Clicky

mobile btn
Monday, November 25th, 2024

Preclinical tests demonstrate potential vaccine’s capability to fight all four Ebola species

© Shutterstock

A universal Ebola vaccine may fight all four virus species that infect humans, according to preclinical tests of a new treatment at the Cincinnati Children’s Hospital Medical Center.

Data published in the Journal of Virology shows the virus could work as a stand-alone protection, but may also help extend or enhance the durability of immunity caused by other vaccines currently being tested in clinical trials against individual Ebola strains.

“This could be a significant advancement in the global effort to prevent or manage Ebola outbreaks, especially if this vaccine used alone or in combination with another Ebola vaccine results in long-term and durable protective immunity against different Ebola viruses,” Dr. Karnail Singh, the study’s co-principal investigator, said.

The virus achieves this through a novel approach, based on a manmade bivalent, spherical Ebola virus-like particle (VLP) crafted from two genetically diverse glycoproteins from different Ebola species. VLPs like this can also stimulate immune responses but lack the genetic material that would allow them to cause illness. In animal models, this vaccine has led to robust immune responses, though researchers stress that extensive additional preclinical testing would be needed to prepare for the potential of clinical trials.

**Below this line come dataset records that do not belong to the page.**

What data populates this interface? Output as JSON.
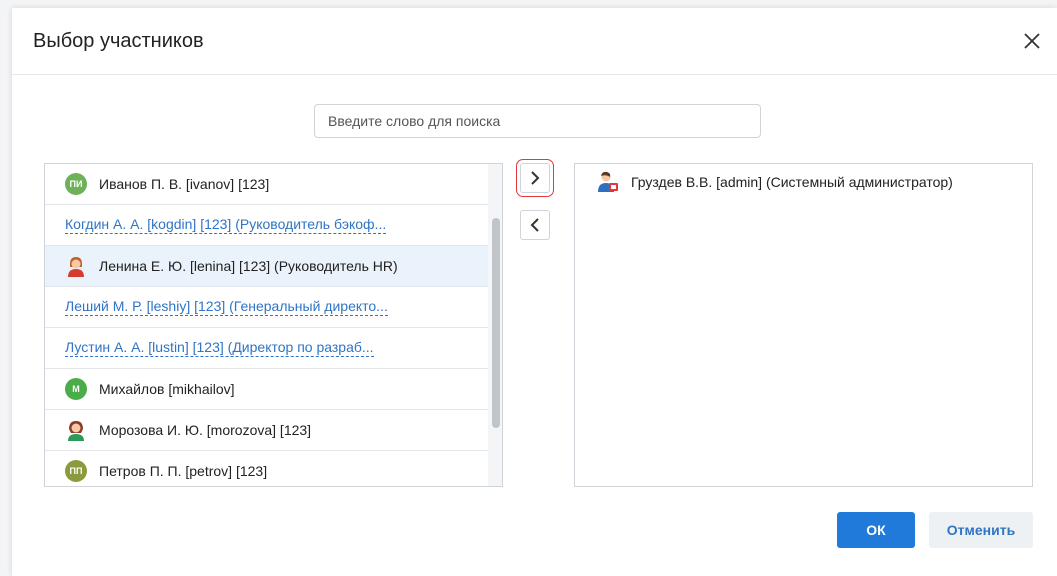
{
  "dialog": {
    "title": "Выбор участников",
    "close_icon": "close-icon"
  },
  "search": {
    "placeholder": "Введите слово для поиска",
    "value": ""
  },
  "available": {
    "items": [
      {
        "label": "Иванов П. В. [ivanov] [123]",
        "avatar": "ПИ",
        "avatar_color": "#6fb05a",
        "kind": "initials",
        "style": "plain"
      },
      {
        "label": "Когдин А. А. [kogdin] [123] (Руководитель бэкоф...",
        "kind": "none",
        "style": "link"
      },
      {
        "label": "Ленина Е. Ю. [lenina] [123] (Руководитель HR)",
        "kind": "person-female-icon",
        "style": "plain",
        "selected": true
      },
      {
        "label": "Леший М. Р. [leshiy] [123] (Генеральный директо...",
        "kind": "none",
        "style": "link"
      },
      {
        "label": "Лустин А. А. [lustin] [123] (Директор по разраб...",
        "kind": "none",
        "style": "link"
      },
      {
        "label": "Михайлов [mikhailov]",
        "avatar": "М",
        "avatar_color": "#4aad4a",
        "kind": "initials",
        "style": "plain"
      },
      {
        "label": "Морозова И. Ю. [morozova] [123]",
        "kind": "person-female-icon",
        "style": "plain"
      },
      {
        "label": "Петров П. П. [petrov] [123]",
        "avatar": "ПП",
        "avatar_color": "#8a9a3c",
        "kind": "initials",
        "style": "plain"
      }
    ]
  },
  "selected": {
    "items": [
      {
        "label": "Груздев В.В. [admin] (Системный администратор)",
        "kind": "admin-user-icon"
      }
    ]
  },
  "buttons": {
    "add_icon": "chevron-right-icon",
    "remove_icon": "chevron-left-icon",
    "ok_label": "ОК",
    "cancel_label": "Отменить"
  },
  "colors": {
    "accent": "#1f7ad9",
    "link": "#2f74c6",
    "selected_row": "#eaf2fb",
    "focus_outline": "#e0393e"
  }
}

Until this current study, none of the new vaccines under development have induced immune responses that cross-react against multiple Ebola virus species responsible for the disease in humans, Singh and his colleagues pointed out.

Dr. Paul Spearman, Division Director of Infectious Diseases at Cincinnati Children’s Hospital, said that vaccine challenge experiments are currently in planning stages. However, they will require additional external funding to manage.

“If the data from those studies is equally encouraging, the vaccine should be ready to progress to generation of clinical grade material for human trials,” Spearman said.

Collaborators on this study included the University of Cincinnati College of Medicine, the Emory University School of Medicine, and the University of Louisiana’s New Iberia Research Center.